APRIL: Government Shutdown
This fight set the tone for the remainder of the year. At the tail end of the last Congress, Republicans blocked a bipartisan effort to fund the government through the end of the fiscal year in September 2011. They'd made big gains and wanted an early bite at the apple in the new Congress. With government funding set to expire, House Republicans sought to make good on their pledge to cut $100 billion from domestic federal programs right away. In addition, they sought to attack the Obama administration's power to govern from the executive branch with scores of legislative riders meant to limit access to women's health centers, weaken environmental regulations and so on. The administration and Senate Dems sought to limit the damage -- but it wasn't easy. In negotiations that lasted until minutes before the government shutdown, Republicans locked in billions of dollars in budget cuts, and even a few riders, including one that reinstated a ban preventing the District of Columbia from spending local tax dollars on abortion services.
AUGUST: Debt Limit
This is where House Republicans overplayed their hand -- but also made, from a conservative point of view, the most substantive gains. Republicans held the country's borrowing authority hostage. They implicitly threatened to let the country default on its debt obligations unless Democrats agreed to massive cuts to federal programs over the course of a decade. For a time, the White House genuinely saw this as an opening to strike a fiscal "grand bargain" with House Speaker John Boehner. But in an early indication of the limited room Boehner's conference would give him to deal, those negotiations fell apart over the GOP's reluctance to increase taxes on the wealthy. So Democrats reverted again to a "contain the damage" strategy. The damage was pretty severe: $1 trillion in cuts to defense and domestic discretionary spending over the next year, enforced through statutory budget caps; a downgrade to the country's AAA rating by Standard & Poor's; and, because the Super Committee the debt deal created would ultimately fail, the prospect of another $1.2 trillion in across the board cuts to national security programs, Medicare providers, and other parts of the budget, which are set to kick in on January 1, 2013, unless Congress finds savings elsewhere.

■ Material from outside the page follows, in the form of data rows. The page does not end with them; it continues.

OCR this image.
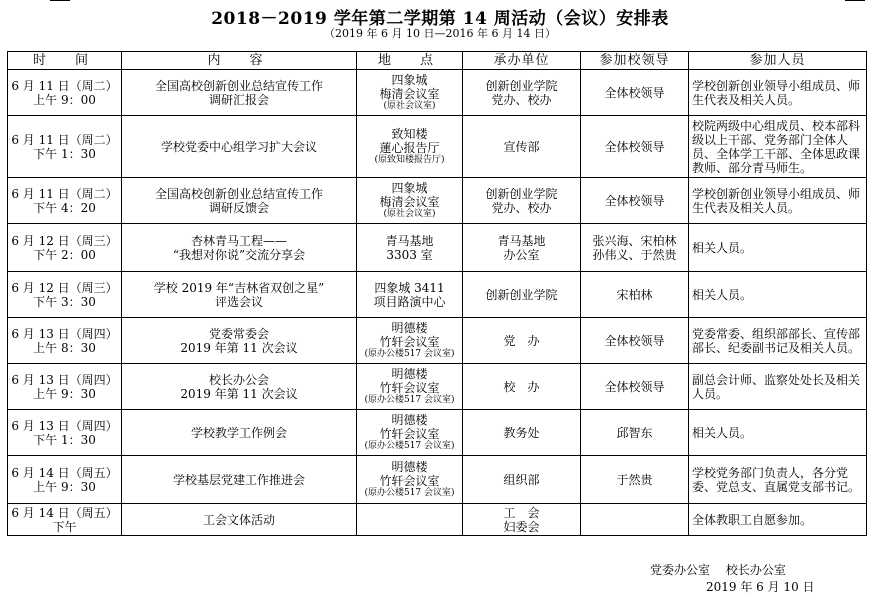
2018－2019 学年第二学期第 14 周活动（会议）安排表
（2019 年 6 月 10 日—2016 年 6 月 14 日）
时　间	内　容	地　点	承办单位	参加校领导	参加人员

6 月 11 日（周二）
上午 9：00	全国高校创新创业总结宣传工作
调研汇报会	四象城
梅清会议室
(原社会议室)	创新创业学院
党办、校办	全体校领导	学校创新创业领导小组成员、师生代表及相关人员。

6 月 11 日（周二）
下午 1：30	学校党委中心组学习扩大会议	致知楼
蓮心报告厅
(原致知楼报告厅)	宣传部	全体校领导	校院两级中心组成员、校本部科级以上干部、党务部门全体人员、全体学工干部、全体思政课教师、部分青马师生。

6 月 11 日（周二）
下午 4：20	全国高校创新创业总结宣传工作
调研反馈会	四象城
梅清会议室
(原社会议室)	创新创业学院
党办、校办	全体校领导	学校创新创业领导小组成员、师生代表及相关人员。

6 月 12 日（周三）
下午 2：00	杏林青马工程——
“我想对你说”交流分享会	青马基地
3303 室	青马基地
办公室	张兴海、宋柏林
孙伟义、于然贵	相关人员。

6 月 12 日（周三）
下午 3：30	学校 2019 年“吉林省双创之星”
评选会议	四象城 3411
项目路演中心	创新创业学院	宋柏林	相关人员。

6 月 13 日（周四）
上午 8：30	党委常委会
2019 年第 11 次会议	明德楼
竹轩会议室
(原办公楼517 会议室)	党　办	全体校领导	党委常委、组织部部长、宣传部部长、纪委副书记及相关人员。

6 月 13 日（周四）
上午 9：30	校长办公会
2019 年第 11 次会议	明德楼
竹轩会议室
(原办公楼517 会议室)	校　办	全体校领导	副总会计师、监察处处长及相关人员。

6 月 13 日（周四）
下午 1：30	学校教学工作例会	明德楼
竹轩会议室
(原办公楼517 会议室)	教务处	邱智东	相关人员。

6 月 14 日（周五）
上午 9：30	学校基层党建工作推进会	明德楼
竹轩会议室
(原办公楼517 会议室)	组织部	于然贵	学校党务部门负责人，各分党委、党总支、直属党支部书记。

6 月 14 日（周五）
下午	工会文体活动		工　会
妇委会		全体教职工自愿参加。
党委办公室　 校长办公室
2019 年 6 月 10 日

The good news for now is that the budget cuts are somewhat backloaded and won't become too severe until later in 2012 and 2013. In the meantime, the country's fiscal fate -- whether we're on a bumpy path toward unwinding the New Deal or toward shoring it up -- now hinges on the outcome of the 2012 elections. If a Republican beats President Obama, the GOP will continue to put the squeeze on government revenue and pursue a course of swapping out the automatic defense and Medicare provider cuts with cuts to other key support programs.
SEPTEMBER: Disaster Relief
The debt limit fight was a political disaster, and an embarrassment for Dems who found themselves outmaneuvered throughout. But it also marked the point at which they adopted a new, more confrontational strategy with the GOP. That manifested itself in a small skirmish over funding the government in the new fiscal year that began in October. Republicans attempted to use the expiration of government funds at the end of the fiscal year as leverage to force Democrats to offset the cost of federal disaster relief with cuts to a successful hybrid vehicle incentive program. Indeed, House Republicans they tried to jam Senate Dems and skip town. In the end, Democrats refused to budge, FEMA managed to squeak by with the disaster relief funds it had, and a shutdown was again averted.
NOVEMBER: Super Committee
The debt limit fight led to the creation of the Super Committee, and a whole new fight over reducing federal deficits. But this fight was completely different. With the threat of a debt default off the table, Democrats drew a line: no cuts to entitlement benefits until Republicans agreed to break the stranglehold anti-tax conservatives have on their party. That break never really happened, and so the 12-member panel failed. As a result, major across the board cuts to defense, Medicare providers and other programs are set to kick in on January 1, 2013, unless Congress comes up with something better. That's why the coming year and the presidential election are so high-stakes. They're all about the nation's priorities.
DECEMBER: Payroll Tax Cut
The GOP strategy of pushing negotiations to the brink of crisis finally caught up with them in the fight over extending the payroll tax cut, giving Democrats their most decisive victory of the year. Not only did Dems manage to turn the Republicans' reluctance to renew the 2011 payroll tax cut into a huge political liability, they reset the consensus entirely. And in the process they left the House GOP conference -- and the relationship between House and Senate Republicans -- in shambles. In the end, Congress renewed the payroll tax cut for two months, and both parties have committed to extending it through the end of 2012. But Republicans will have to do so on Democrats' terms. If they learned nothing from the last month, and try to pick another fight over payfors and unrelated riders, they risk a much more severe political embarrassment in the middle of primary season and, many observers have speculated, losing control of the House in 2013.